Serious Adverse Event Reports: The Basics
Regulator contributor Kathleen Dunn covers the A, B, C's of SAERs.
July 3, 2015
When it comes to product-related complaints from consumers, one question that I’m often asked is how to tell the difference between an adverse event report (AER) and a serious adverse event report (SAER). It’s an important distinction as the latter requires the responsible party– the company listed on the dietary supplement label–to do some fast footwork to inform the FDA.
Companies can manage their own product complaints, have a third party handle them, or arrange to have another company in the supply chain handle them (e.g., a private label retailer may have their manufacturer handle complaints). Whatever the arrangement, one thing is clear: Companies with good procedures and training in place can tackle this with ease.
Rules of the road
In general, a relatively minor product-related complaint such as mild digestive upset would trigger a company’s standard operating procedure for consumer complaints. Staff would then earmark this as an AER, collect the relevant information, and send it on for internal tracking, documentation, and trend analysis as required under regulation.
When a product-related complaint is more serious, however, it becomes an SAER (more on that later), and the company must notify the FDA quickly … within 15 business days after receipt of the complaint. So, with the clock ticking, it’s important to be able to identify and process SAERs fast. A little training can go a long way to helping staff meet this short deadline.
Let’s get serious
What is an SAER? It’s a product-related event that results in one of the circumstances below. Under regulation, a company must report it to the FDA using the MedWatch 3500A Mandatory Reporting Form. Did I mention the clock is ticking?
The SAER circumstances that require notifying the FDA are:
1. Death
2. Life-threatening circumstance
3. Hospitalization--initial or prolonged
4. Disability or permanent damage
5. Congenital anomaly or birth defect
6. Requires medical intervention, based on appropriate medical judgment, to prevent any of the above
Is that really hospitalization?
Of the six SAER circumstances listed above, “hospitalization” tends to be the most confusing. It’s specific to inpatient hospitalization rather than any care received in a hospital setting. That is, the consumer must be formally admitted to a hospital—with a doctor’s order—or have a current hospital stay prolonged.
So, simply using a hospital-based service as an outpatient would not qualify as “hospitalization.” Neither would an emergency room visit to the extent that the consumer is released to go home (e.g., not admitted to a hospital) or unless one of the other circumstances above is met (e.g., treated in the emergency room for a life-threatening condition). Likewise, a visit to a doctor’s office, an outpatient clinic, a retail healthcare clinic or similar facility, even when affiliated with a hospital, would not meet the requirement for “hospitalization.”

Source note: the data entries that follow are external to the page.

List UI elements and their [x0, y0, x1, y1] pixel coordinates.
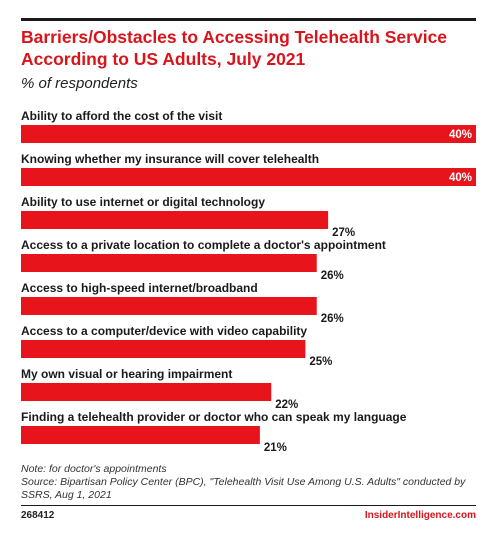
bar	[21, 168, 476, 186]
bar	[21, 254, 317, 272]
value-label: 26%	[321, 313, 344, 325]
category-label: Access to high-speed internet/broadband	[21, 281, 258, 295]
bar	[21, 297, 317, 315]
bar	[21, 211, 329, 229]
chart-id: 268412	[21, 510, 55, 521]
category-label: Ability to use internet or digital techn…	[21, 195, 265, 209]
category-label: Knowing whether my insurance will cover …	[21, 152, 319, 166]
category-label: Access to a computer/device with video c…	[21, 324, 307, 338]
bar	[21, 426, 260, 444]
value-label: 40%	[449, 172, 472, 184]
note-text: Note: for doctor's appointments	[21, 463, 167, 475]
value-label: 21%	[264, 442, 287, 454]
category-label: Access to a private location to complete…	[21, 238, 386, 252]
value-label: 27%	[332, 227, 355, 239]
category-label: Finding a telehealth provider or doctor …	[21, 410, 407, 424]
top-rule	[21, 18, 476, 21]
value-label: 22%	[275, 399, 298, 411]
chart-notes: Note: for doctor's appointments Source: …	[21, 463, 481, 502]
bar	[21, 340, 306, 358]
chart-title: Barriers/Obstacles to Accessing Teleheal…	[21, 27, 448, 69]
value-label: 40%	[449, 129, 472, 141]
category-label: Ability to afford the cost of the visit	[21, 109, 222, 123]
source-text: Source: Bipartisan Policy Center (BPC), …	[21, 476, 466, 501]
bar	[21, 383, 272, 401]
value-label: 25%	[309, 356, 332, 368]
value-label: 26%	[321, 270, 344, 282]
chart-subtitle: % of respondents	[21, 75, 138, 92]
category-label: My own visual or hearing impairment	[21, 367, 232, 381]
bar	[21, 125, 476, 143]
footer-rule	[21, 505, 476, 506]
brand-link[interactable]: InsiderIntelligence.com	[364, 510, 476, 521]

Efficiency at the speed of training
Customer service representatives are typically the front line staff that initially receive and process product-related complaints. With proper training, they can quickly identify and process complaints related to AERs and SAERs. Is it an AER? Check. Begin internal tracking and follow up. Is it an SAER? Check. Prepare or notify others to prepare to file a MedWatch form within the 15-day window and, if needed, initiate further investigation. (The SAER notice to the FDA is just that: a notice. It is not an admission of cause. Further investigation would be needed to determine a causal link, if any.)
Bottom line
Whether tracking AERs internally or meeting the FDA’s notification requirement for SAERs, a company that combines a good standard operating procedure with regular staff training has a clear advantage for handling these types of consumer complaints quickly, accurately, and with ease.